Often the use of psychoactive drugs brings on otherworldly visions, hallucinations and bizarre states of consciousness. When couples use drugs together for their aphrodisiacal effects, sex can take on a depth and intensity that otherwise can’t be experienced. Even after having used various drugs, the experience—and what it has taught the user—can be profound and long-lasting. The user remains convinced that profound changes in consciousness are possible. The brain is unlocked and changed in subtle ... and some not-so-subtle ways.
Face it: people are going to take drugs. Stopping people from taking drugs has proved impossible and almost certainly more damaging to society that allowing them to do so. Conservatives would say we need to punish users and dealers more severely. It is hard for this writer to think that is a reasonable approach, or that it has even worked.
It has been said that the great human advances in the 19th century were mechanical, in the 20th century they were electronic. In the 21st century mankind will understand and master biology, and we are well on our way.
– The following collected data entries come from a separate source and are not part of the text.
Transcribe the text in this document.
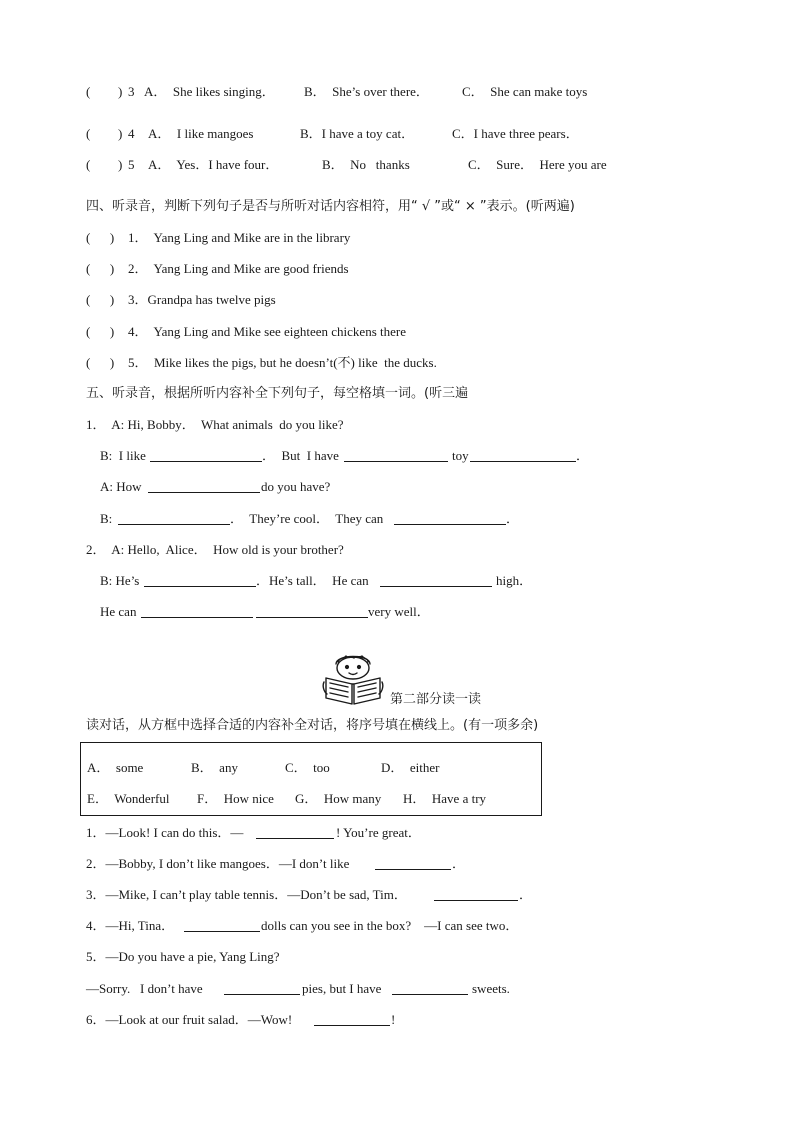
( ) 3 A．  She likes singing． B．  She’s over there．	C．  She can make toys
( ) 4 A．  I like mangoes	B．I have a toy cat．	C．I have three pears．
( ) 5 A．  Yes．I have four．	B．  No   thanks	C．  Sure．  Here you are
四、听录音，判断下列句子是否与所听对话内容相符，用“ √ ”或“ × ”表示。(听两遍)
(      ) 1．  Yang Ling and Mike are in the library
(      ) 2．  Yang Ling and Mike are good friends
(      ) 3．Grandpa has twelve pigs
(      ) 4．  Yang Ling and Mike see eighteen chickens there
(      ) 5．  Mike likes the pigs, but he doesn’t(不) like  the ducks.
五、听录音，根据所听内容补全下列句子，每空格填一词。(听三遍
1．  A: Hi, Bobby．  What animals  do you like?
B:  I like	．  But  I have	toy	．
A: How	do you have?
B:	．  They’re cool．  They can	．
2．  A: Hello,  Alice．  How old is your brother?
B: He’s	．He’s tall．  He can	high．
He can	very well．
第二部分读一读
读对话，从方框中选择合适的内容补全对话，将序号填在横线上。(有一项多余)
A．  some	B．  any	C．  too	D．  either
E．  Wonderful F．  How nice G．  How many H．  Have a try
1．—Look! I can do this．—	! You’re great．
2．—Bobby, I don’t like mangoes．—I don’t like	．
3．—Mike, I can’t play table tennis．—Don’t be sad, Tim．	．
4．—Hi, Tina．	dolls can you see in the box?    —I can see two．
5．—Do you have a pie, Yang Ling?
—Sorry.   I don’t have	pies, but I have	sweets.
6．—Look at our fruit salad．—Wow!	!
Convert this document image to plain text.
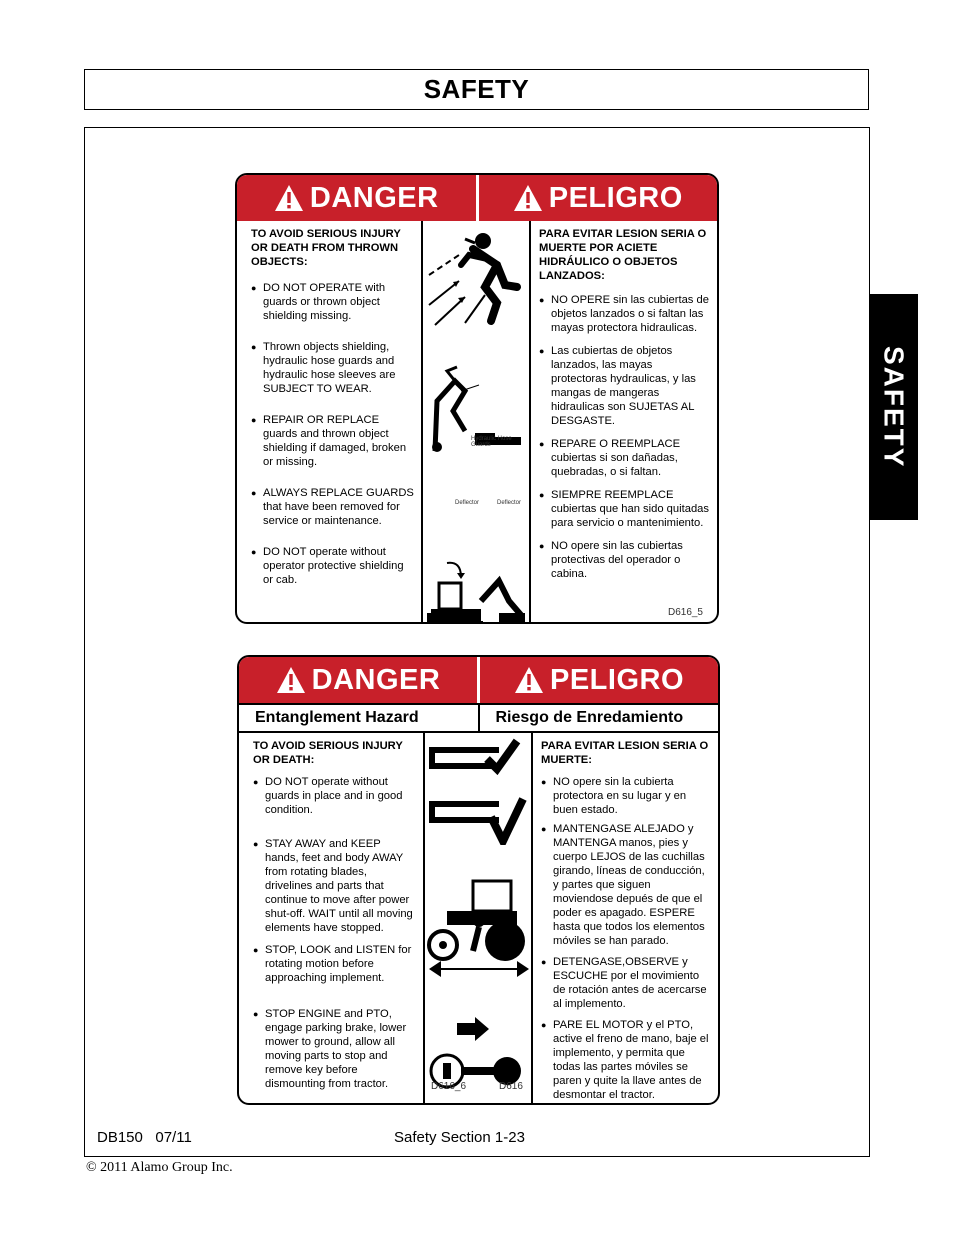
SAFETY
SAFETY
DANGER	PELIGRO
TO AVOID SERIOUS INJURY OR DEATH FROM THROWN OBJECTS:
● DO NOT OPERATE with guards or thrown object shielding missing.
● Thrown objects shielding, hydraulic hose guards and hydraulic hose sleeves are SUBJECT TO WEAR.
● REPAIR OR REPLACE guards and thrown object shielding if damaged, broken or missing.
● ALWAYS REPLACE GUARDS that have been removed for service or maintenance.
● DO NOT operate without operator protective shielding or cab.
Hydraulic Hose Guards
Deflector	Deflector
PARA EVITAR LESION SERIA O MUERTE POR ACIETE HIDRÁULICO O OBJETOS LANZADOS:
● NO OPERE sin las cubiertas de objetos lanzados o si faltan las mayas protectora hidraulicas.
● Las cubiertas de objetos lanzados, las mayas protectoras hydraulicas, y las mangas de mangeras hidraulicas son SUJETAS AL DESGASTE.
● REPARE O REEMPLACE cubiertas si son dañadas, quebradas, o si faltan.
● SIEMPRE REEMPLACE cubiertas que han sido quitadas para servicio o mantenimiento.
● NO opere sin las cubiertas protectivas del operador o cabina.
D616_5
DANGER	PELIGRO
Entanglement Hazard	Riesgo de Enredamiento
TO AVOID SERIOUS INJURY OR DEATH:
● DO NOT operate without guards in place and in good condition.
● STAY AWAY and KEEP hands, feet and body AWAY from rotating blades, drivelines and parts that continue to move after power shut-off. WAIT until all moving elements have stopped.
● STOP, LOOK and LISTEN for rotating motion before approaching implement.
● STOP ENGINE and PTO, engage parking brake, lower mower to ground, allow all moving parts to stop and remove key before dismounting from tractor.	D616_6	D616
PARA EVITAR LESION SERIA O MUERTE:
● NO opere sin la cubierta protectora en su lugar y en buen estado.
● MANTENGASE ALEJADO y MANTENGA manos, pies y cuerpo LEJOS de las cuchillas girando, líneas de conducción, y partes que siguen moviendose depués de que el poder es apagado. ESPERE hasta que todos los elementos móviles se han parado.
● DETENGASE,OBSERVE y ESCUCHE por el movimiento de rotación antes de acercarse al implemento.
● PARE EL MOTOR y el PTO, active el freno de mano, baje el implemento, y permita que todas las partes móviles se paren y quite la llave antes de desmontar el tractor.
DB150   07/11	Safety Section 1-23
© 2011 Alamo Group Inc.
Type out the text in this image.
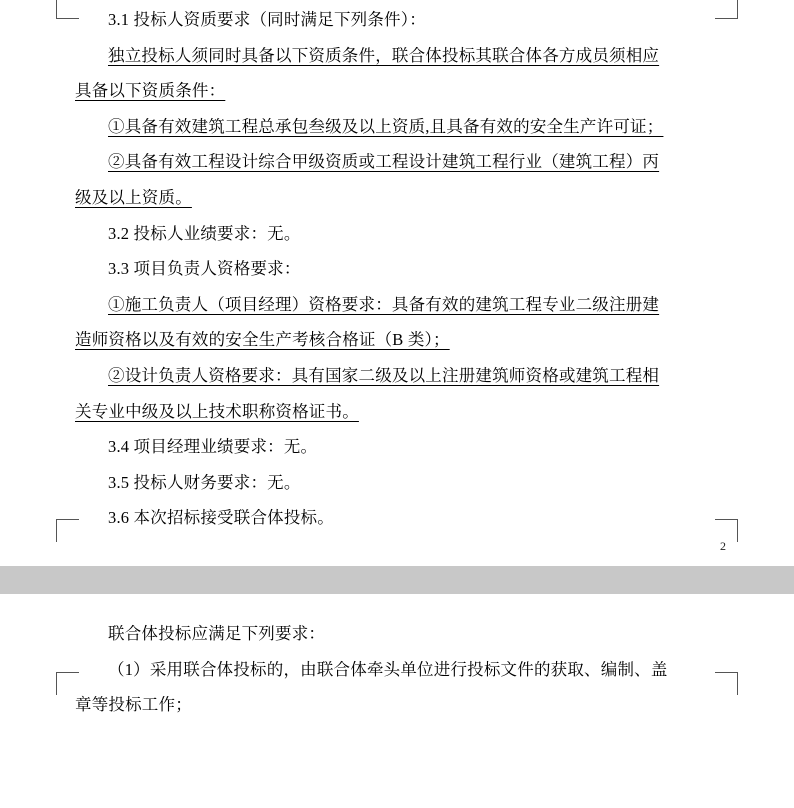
3.1 投标人资质要求（同时满足下列条件）：

独立投标人须同时具备以下资质条件，联合体投标其联合体各方成员须相应

具备以下资质条件：

①具备有效建筑工程总承包叁级及以上资质,且具备有效的安全生产许可证；

②具备有效工程设计综合甲级资质或工程设计建筑工程行业（建筑工程）丙

级及以上资质。

3.2 投标人业绩要求：无。

3.3 项目负责人资格要求：

①施工负责人（项目经理）资格要求：具备有效的建筑工程专业二级注册建

造师资格以及有效的安全生产考核合格证（B 类）；

②设计负责人资格要求：具有国家二级及以上注册建筑师资格或建筑工程相

关专业中级及以上技术职称资格证书。

3.4 项目经理业绩要求：无。

3.5 投标人财务要求：无。

3.6 本次招标接受联合体投标。

2

联合体投标应满足下列要求：

（1）采用联合体投标的，由联合体牵头单位进行投标文件的获取、编制、盖

章等投标工作；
For millennia human beings have used drugs as social lubricants, creativity aids, and in mind-expanding-consciousness-twisting experiments. It is never going to stop. Science would do better to invent less harmful, non-addictive psychoactive chemicals. The resolution of this problem should be a job for people in white coats, not people in blue coats or black coats.
Are we someday going to see drugs for recreation that won’t cause harm? Possibly. Science has plenty of work to do.